All a user has to do is apply for a digital certificate and they will email the domain contact with the approved certificate. For additional security, an entity could sign up for an extended validation service which goes through an identity check amongst other things. But a typical user will not know the difference unless they see a green bar or click on the padlock within the upper left corner of the browser.
This is dangerous because a malicious user could purchase a similar domain name to Twitter such as Twiter.com and show that it's certified through a CA.
The Domain Validation process, key storage, and CA subversions have opened up the door to many types of MITM such as MITB (Man in the Browser), HTTPS spoofing, ARP spoofing, and others. For example, Verisign a notable CA in the early 2000’s issued a digital certificate to a malicious user claiming to be Microsoft Corporation. They then spoofed users to think they were receiving relevant Windows updates but in reality, they were being compromised. In an incident on March of 2011, Comodo (CA) issued fraudulent certifications to malicious users for sites like Microsoft and Google. In this case, users were led to believe that they were logging onto Google but in reality, it was a malicious site. Comodo eventually caught the compromise and revoked access to the certificate.

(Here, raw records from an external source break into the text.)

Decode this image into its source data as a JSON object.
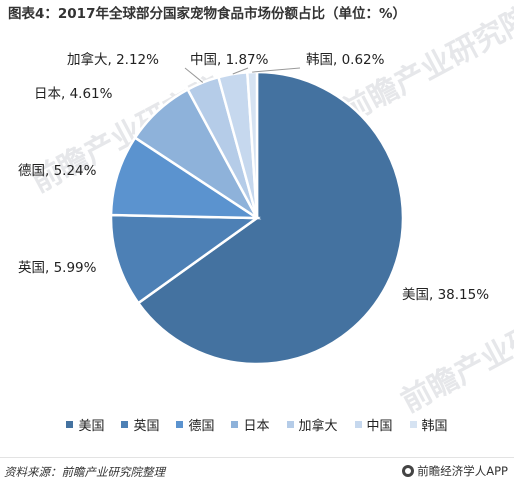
{
  "title": "图表4：2017年全球部分国家宠物食品市场份额占比（单位：%）",
  "chart_data": {
    "type": "pie",
    "title": "图表4：2017年全球部分国家宠物食品市场份额占比（单位：%）",
    "slices": [
      {
        "name": "美国",
        "value": 38.15,
        "label": "美国, 38.15%",
        "color": "#4472a0"
      },
      {
        "name": "英国",
        "value": 5.99,
        "label": "英国, 5.99%",
        "color": "#4d80b5"
      },
      {
        "name": "德国",
        "value": 5.24,
        "label": "德国, 5.24%",
        "color": "#5b93cf"
      },
      {
        "name": "日本",
        "value": 4.61,
        "label": "日本, 4.61%",
        "color": "#8eb2da"
      },
      {
        "name": "加拿大",
        "value": 2.12,
        "label": "加拿大, 2.12%",
        "color": "#b5cce8"
      },
      {
        "name": "中国",
        "value": 1.87,
        "label": "中国, 1.87%",
        "color": "#c6d8ee"
      },
      {
        "name": "韩国",
        "value": 0.62,
        "label": "韩国, 0.62%",
        "color": "#d6e3f2"
      }
    ],
    "legend_position": "bottom"
  },
  "watermark": "前瞻产业研究院",
  "footer": {
    "source": "资料来源：前瞻产业研究院整理",
    "brand": "前瞻经济学人APP"
  }
}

Currently, all of the Top-Level Domains (TLDs) are managed by 13 for-profit organizations globally. While Certificate Authorities are managed by thousands of organizations of which three manage 90% of the global market share. Both organizations that manage TLDs and Certificates are central points of failure. This will continue until trust could be shifted from central organizations to decentralized solutions. The internet protocol suite and the public key infrastructure heavily relies on the overall public infrastructure.

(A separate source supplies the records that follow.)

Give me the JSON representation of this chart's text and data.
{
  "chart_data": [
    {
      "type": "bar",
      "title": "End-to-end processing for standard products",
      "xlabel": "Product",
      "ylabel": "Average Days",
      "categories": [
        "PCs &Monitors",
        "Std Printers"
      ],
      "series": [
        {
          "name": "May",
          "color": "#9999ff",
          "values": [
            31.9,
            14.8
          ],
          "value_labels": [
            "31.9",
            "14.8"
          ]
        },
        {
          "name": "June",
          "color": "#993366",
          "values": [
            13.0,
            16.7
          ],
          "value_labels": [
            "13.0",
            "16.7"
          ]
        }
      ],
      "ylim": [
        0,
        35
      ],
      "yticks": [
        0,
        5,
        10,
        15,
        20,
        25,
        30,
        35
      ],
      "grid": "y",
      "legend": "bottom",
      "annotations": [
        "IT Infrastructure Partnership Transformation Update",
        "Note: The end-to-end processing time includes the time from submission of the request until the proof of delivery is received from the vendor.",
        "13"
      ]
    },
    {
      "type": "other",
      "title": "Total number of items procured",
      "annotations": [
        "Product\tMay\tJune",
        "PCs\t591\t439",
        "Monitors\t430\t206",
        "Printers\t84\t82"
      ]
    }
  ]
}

Why can’t we rely on the public for domain management and security authentication?
A shift that is currently taking underway is the shift of state-controlled money in the hands of the public. With the invention of Bitcoin, money as we know it is being shifted from countries to the people. This will empower citizens globally to hedge against there owns countries political risks, while maintaining the freedom to take action.
- Handshake offers the same value proposition but instead of money, it is the flow of information. As I have written in the past, Handshake is a decentralized protocol that manages Top-Level Domains at the root level. Since Handshake’s TLD’s are stored directly at the root level, you wouldn't need CA’s to manage digital certificates or private keys.
How Would Handshake solve the Issues with Certificate Authority?
Today, Certificate Authorities manage digital records that contain public keys, signatures and other related information. So when you are trusting CAs you are trusting that the digital document that they have is secured and the identity is verified. The importance of the Handshake protocol is that the private keys are directly signed and controlled by the owner at all time. This means that when I purchase the domain, “TokenDaily.co”, Handshake would anchor the ownership of the domain onto the protocol and propagate this throughout the network of nodes. When a user resolves to a namespace it would directly point to a compact certificate and verify the validity of the request. This would be the canonical point of truth between private keys and the registered domain.
The Handshake Protocol is reducing the need for TLDs or CAs and will diminish our reliance on third-party providers. This shift will ultimately lead to a reduction in intermediaries and will bring fortified security to users. This would mean that information would flow freely while not having to worry about attackers spoofing your domain. Billions of attacks are taking place today, and anyone can be the victim of phishing URL scams or threats hidden in SSL. As we are relying more on trust, we must quickly find a solution to this problem.